Las elecciones no han surtido esta vez el efecto purificador que se 
les supone. Es como si la fiesta de la democracia se hubiera visto 
aguada por unos resultados que a nadie contentan. Todo el mundo está 
cabreado. O perplejo.
 Por donde más supura la llaga es por el PSOE, 
porque la suya es una victoria pírrica, histórica después de 24 años 
pero insuficiente para gobernar en la Comunidad Autónoma, y ganar para 
seguir en la oposición es lo mismo que morir en la orilla. 
Pero, no 
conforme con su infortunio, el PSOE –¡ay, el PSOE!– se metió en 
otra de sus históricas crisis orgánicas, que parecían olvidadas con la 
llegada de Diego Conesa y el bálsamo del 26-M. La rebeldía de su grupo 
municipal en Cartagena para retener la alcaldía de Ana Belén Castejón, 
el expediente abierto desde Murcia, la constitución por la Comisión 
Ejecutiva Regional de una gestora, y las discrepancias internas con este
 procedimiento sancionador –ya expresadas incluso desde dentro del 
aparato, y ventiladas en las redes sociales– auguran lo peor para los 
socialistas, el regreso de sus demonios y la inutilidad del triunfo, al 
tiempo que arrojan una duda existencialista: ¿era preferible que 
Castejón y su gente entregaran la alcaldía a José López, antes que 
dejarse querer por el PP? ¿Debería el PSOE taparse la nariz ante el 
populismo de Vox, pero no ante el populista José López? ¿Resulta más 
ético aceptar el apoyo de un concejal imputado para quitarle al PP la 
alcaldía de Mazarrón? ¿Dónde ponemos finalmente las rayas, en aras de la
 coherencia?
Nadie parece feliz.
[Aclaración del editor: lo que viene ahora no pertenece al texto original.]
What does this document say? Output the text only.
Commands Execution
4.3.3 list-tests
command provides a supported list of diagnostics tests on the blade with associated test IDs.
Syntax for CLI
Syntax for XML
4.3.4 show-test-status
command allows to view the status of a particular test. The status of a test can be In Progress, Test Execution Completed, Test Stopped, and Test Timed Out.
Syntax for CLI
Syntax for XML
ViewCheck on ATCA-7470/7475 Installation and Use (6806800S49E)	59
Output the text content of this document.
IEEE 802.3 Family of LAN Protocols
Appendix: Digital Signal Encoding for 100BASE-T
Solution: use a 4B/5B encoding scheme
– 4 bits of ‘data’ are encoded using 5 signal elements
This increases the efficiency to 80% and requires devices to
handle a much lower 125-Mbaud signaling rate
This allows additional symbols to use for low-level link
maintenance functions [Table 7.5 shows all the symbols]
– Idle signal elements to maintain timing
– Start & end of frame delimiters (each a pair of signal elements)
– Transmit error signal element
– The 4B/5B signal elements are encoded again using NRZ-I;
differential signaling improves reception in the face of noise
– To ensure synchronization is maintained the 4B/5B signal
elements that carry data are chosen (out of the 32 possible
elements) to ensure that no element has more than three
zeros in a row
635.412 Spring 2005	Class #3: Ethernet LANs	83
Al PP, que no oculta la amargura 
de su primera derrota en un cuarto de siglo, le inquieta verse en la 
tesitura de cohabitar con Ciudadanos en un Ejecutivo regional en el que 
las rencillas dificultarán llegar al final de la legislatura en buena 
armonía con un socio cuyo objetivo último consiste en arrebatarle a los 
populares la hegemonía del centro derecha. Volarán puñales por las 
alcobas. 
Qué decir de Podemos, afligido por un batacazo que lo 
baja definitivamente al suelo al dejarse en el cielo cuatro de sus seis 
diputados regionales, o de Vox, que pregona su irritación por 
considerársele un apestado pese sus 60.000 votos y a la condición de 
aliado necesario en la Comunidad Autónoma y en unos cuantos 
ayuntamientos. 
Ciudadanos merece su propio rincón en este paisaje
 del malestar. Que su papel de bisagra lo lleve a tocar pelo, y a 
decidir quién manda en la Región, no esconde el hecho de que perdió 
votos el 26-M, si bien ganó poder gracias a la nueva ley electoral. Pero
 donde mejor se palpa el malhumor es entre los votantes que apoyaron al 
partido de Rivera porque confiaban en su propósito de regenerar la vida 
pública enviando al PP a la oposición y ahora ven cómo sus 
representantes electos dan oxígeno a los populares. 
Lo contrario de lo 
que dijeron en la campaña y lo contrario también del mandato emanado de 
las urnas. Me apunto al bando de quienes piensan que Ciudadanos se ha 
disparado en el pie con su política de pactos, por su ansiedad en las 
negociaciones municipalistas de ayer –descarada en el caso de Murcia–, 
por sus bandazos, por su inconsistencia ideológica, por la insinceridad 
exhibida al negar su maridaje de conveniencia con Vox. 
Muchos de 
los acontecimientos a los que asistimos estos días traen a la memoria la
 banalización de la política que Vargas Llosa retrata en 'La 
civilización del espectáculo', un ensayo en el que advierte de que la 
propensión natural a la diversión se ha adueñado peligrosamente de la 
actividad institucional y del debate público, al punto de frivolizarlos. 
Suceden algunas cosas que causan perplejidad y otras que rozan el 
terreno de friquilandia. Fernando López Miras, sin ir más lejos, está a 
punto de acceder por segunda vez a la presidencia de la Comunidad 
Autónoma después de haber perdido las únicas elecciones a las que se ha 
presentado, lo que supone una rareza democrática. 
De traca fue también 
que un mandamás nacional de Ciudadanos, Fran Hervías, se enseñoreara de 
la Asamblea Regional, que no es suya, sino de los murcianos, y ordenara a
 su partido lo que debía hacer, o que el bueno de Alberto Castillo 
–nobleza obliga– se manifestara abrumado por su designación para 
presidir el Parlamento autónomo, como si cargo tan importante (la 
segunda autoridad de la Región) le hubiera tocado en una rifa. Hay mucho
 cabreo, y también mucha perplejidad, y no es para menos.